Before Saint’s Pub opened in 2010, Kristen Vails struggled to find a restaurant to open in the 16th Street Plaza District just west of downtown.
Four years later, the district is home to four restaurants, a dessert shop, a wine bar, coffee shop and sports bar. And after David Wanzer bought the former Blair’s Upholstery building at 1732 NW 16, he didn’t even bother putting up a “for lease” sign.
Instead, Wanzer joined up with retail specialist Allison Bailey and chose what operators they thought might make the best next addition to the district.
“The Plaza District has a special mix of tenants already,” Wanzer said. “We wanted to carefully curate and cultivate our tenant mix to add more life into the district.”
The first tenant, Wanzer admits, was determined before he ever bought the building. Oak and Ore, to be operated by Micah Andrews, will add a craft beer restaurant inspired by Andrews’ travels to Chicago. The second tenant, Roxy’s Ice Cream Social, was sought by Wanzer and Bailey after determining it was the one and only candidate they wanted to consider.
Raena Mutz, owner of Roxy’s, is as flattered by the attention as she was when her ice cream truck became an immediate hit with food truck fans when it launched a couple of years ago.
Mutz said Roxy’s will continue to operate its truck, and will add a second truck this summer. And when the shop opens this summer, it will boast an old-fashioned counter where customers will be offered not just Roxy’s mix of fresh made ice cream, but also fountain drinks, shakes and sundaes.
Andrews, meanwhile, has 11 years of experience in the food and beverage industry and began what he calls a love for the craft beer community several years ago. It was during a trip to Chicago that he saw the potential of a craft beer restaurant.
“I think we’re 10 years behind the market, and we’re growing every year,” Andrews said. “I think we’ll have double-digit growth ahead for us.”
Andrews said the craft beer community is unique, and Oak and Ore will be a perfect fit with the tight-knit Plaza District.
“It’s a community of people, of businesses that work together to better the community and promote artisan craft items,” he said. “And that’s what I’m all about. That’s what I am passionate about.”
Vails credits the risks taken on by the district’s pioneering retailers with helping attract Saint’s to open as its first new eatery and bar, and also helping it and other restaurants to become a success.
“They took the risk on, they showed others the potential, especially The Mule and Empire Slice House,” Vails said. “And ‘Live on the Plaza’ was becoming such a success that people could see the potential of people milling around on a Friday night.”

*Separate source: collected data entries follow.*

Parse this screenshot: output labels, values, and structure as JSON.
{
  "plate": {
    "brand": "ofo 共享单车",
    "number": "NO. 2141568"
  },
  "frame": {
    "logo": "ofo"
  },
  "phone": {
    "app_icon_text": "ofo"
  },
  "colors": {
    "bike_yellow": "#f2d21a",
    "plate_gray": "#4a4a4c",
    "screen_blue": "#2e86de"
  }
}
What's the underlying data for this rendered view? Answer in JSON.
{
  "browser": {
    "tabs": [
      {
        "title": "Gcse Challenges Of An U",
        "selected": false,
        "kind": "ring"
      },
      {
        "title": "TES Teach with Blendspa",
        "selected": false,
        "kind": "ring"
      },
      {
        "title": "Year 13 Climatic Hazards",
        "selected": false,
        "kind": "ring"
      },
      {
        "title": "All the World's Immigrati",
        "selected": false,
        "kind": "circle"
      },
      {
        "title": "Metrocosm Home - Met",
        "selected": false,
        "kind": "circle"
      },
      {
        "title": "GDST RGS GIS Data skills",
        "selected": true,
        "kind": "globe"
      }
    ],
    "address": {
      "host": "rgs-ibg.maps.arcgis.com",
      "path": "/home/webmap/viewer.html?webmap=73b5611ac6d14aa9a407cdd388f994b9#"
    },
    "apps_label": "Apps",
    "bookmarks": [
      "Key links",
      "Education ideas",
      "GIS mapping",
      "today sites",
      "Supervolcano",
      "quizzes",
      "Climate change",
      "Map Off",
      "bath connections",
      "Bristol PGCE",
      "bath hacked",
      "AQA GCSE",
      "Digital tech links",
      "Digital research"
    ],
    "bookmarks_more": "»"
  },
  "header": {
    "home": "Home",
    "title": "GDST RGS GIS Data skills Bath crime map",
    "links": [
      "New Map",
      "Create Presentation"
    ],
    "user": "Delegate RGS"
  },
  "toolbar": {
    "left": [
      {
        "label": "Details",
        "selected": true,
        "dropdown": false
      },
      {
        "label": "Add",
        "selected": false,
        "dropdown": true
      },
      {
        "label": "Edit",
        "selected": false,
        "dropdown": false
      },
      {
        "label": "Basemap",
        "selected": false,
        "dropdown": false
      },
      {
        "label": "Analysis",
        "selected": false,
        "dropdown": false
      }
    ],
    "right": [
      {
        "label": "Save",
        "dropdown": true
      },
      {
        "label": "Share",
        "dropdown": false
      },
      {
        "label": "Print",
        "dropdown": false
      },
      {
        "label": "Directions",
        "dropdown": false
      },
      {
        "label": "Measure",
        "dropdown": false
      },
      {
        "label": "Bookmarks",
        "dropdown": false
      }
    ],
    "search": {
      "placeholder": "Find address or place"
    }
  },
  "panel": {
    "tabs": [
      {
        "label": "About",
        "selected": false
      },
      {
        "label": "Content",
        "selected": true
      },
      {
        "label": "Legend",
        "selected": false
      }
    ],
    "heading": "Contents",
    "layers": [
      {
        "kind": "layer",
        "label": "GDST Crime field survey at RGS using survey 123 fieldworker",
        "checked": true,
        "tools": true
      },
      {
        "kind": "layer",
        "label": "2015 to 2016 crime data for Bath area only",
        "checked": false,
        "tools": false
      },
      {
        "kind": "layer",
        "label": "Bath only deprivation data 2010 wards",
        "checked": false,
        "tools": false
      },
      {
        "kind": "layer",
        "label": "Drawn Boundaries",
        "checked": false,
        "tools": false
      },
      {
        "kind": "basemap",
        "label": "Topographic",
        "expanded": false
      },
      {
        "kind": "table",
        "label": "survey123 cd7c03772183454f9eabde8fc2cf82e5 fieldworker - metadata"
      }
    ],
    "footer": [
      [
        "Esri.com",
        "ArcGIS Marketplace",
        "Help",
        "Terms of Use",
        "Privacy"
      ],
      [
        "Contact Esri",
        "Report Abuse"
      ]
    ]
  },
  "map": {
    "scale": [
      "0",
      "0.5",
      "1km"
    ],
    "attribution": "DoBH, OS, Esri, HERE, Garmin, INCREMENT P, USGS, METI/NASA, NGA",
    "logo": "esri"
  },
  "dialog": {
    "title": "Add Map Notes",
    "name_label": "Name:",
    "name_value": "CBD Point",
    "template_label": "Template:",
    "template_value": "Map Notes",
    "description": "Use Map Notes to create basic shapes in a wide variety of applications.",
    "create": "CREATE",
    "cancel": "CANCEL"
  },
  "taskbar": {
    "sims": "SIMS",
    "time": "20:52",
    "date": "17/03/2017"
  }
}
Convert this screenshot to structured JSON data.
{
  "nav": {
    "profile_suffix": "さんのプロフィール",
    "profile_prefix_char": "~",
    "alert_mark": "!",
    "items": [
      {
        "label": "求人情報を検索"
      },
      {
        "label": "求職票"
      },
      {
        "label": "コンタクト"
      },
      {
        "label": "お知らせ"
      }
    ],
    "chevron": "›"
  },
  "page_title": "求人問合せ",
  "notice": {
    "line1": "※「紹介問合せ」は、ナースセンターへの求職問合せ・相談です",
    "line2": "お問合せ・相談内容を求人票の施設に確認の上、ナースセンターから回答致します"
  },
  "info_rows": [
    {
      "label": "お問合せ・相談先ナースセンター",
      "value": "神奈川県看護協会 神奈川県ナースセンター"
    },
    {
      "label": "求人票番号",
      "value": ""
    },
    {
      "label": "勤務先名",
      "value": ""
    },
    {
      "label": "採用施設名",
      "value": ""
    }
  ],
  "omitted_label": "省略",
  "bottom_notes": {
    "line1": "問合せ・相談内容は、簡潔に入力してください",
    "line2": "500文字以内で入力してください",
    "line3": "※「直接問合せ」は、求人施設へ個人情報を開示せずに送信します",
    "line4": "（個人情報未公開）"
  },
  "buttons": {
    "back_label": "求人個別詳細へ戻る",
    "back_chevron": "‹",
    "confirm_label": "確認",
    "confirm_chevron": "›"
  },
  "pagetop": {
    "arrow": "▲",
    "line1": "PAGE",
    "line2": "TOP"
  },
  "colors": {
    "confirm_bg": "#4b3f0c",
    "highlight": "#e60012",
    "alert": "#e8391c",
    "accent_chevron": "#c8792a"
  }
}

The two new eateries will be opening as the Plaza District continues to grapple with a scarcity of parking. But Bailey notes the district is thriving because of its density, and people are adapting. Residents from nearby Gatewood and Classen-10-Penn neighborhoods are walking to NW 16 just as they did when the street was first developed as a retail corridor in 1919.
“I feel it’s going back to a previous era of how residents and retailers work together,” Bailey said. “And it worked in that previous era when people were walking, using other types of transportation to get to businesses that are densely packed together. And that’s a good thing. That is what the future looks like — the 1930s and 1940s when it was bustling and everyone was walking around.”
The Plaza District has a special mix of tenants already. We wanted to carefully curate and cultivate our tenant mix to add more life into the district.”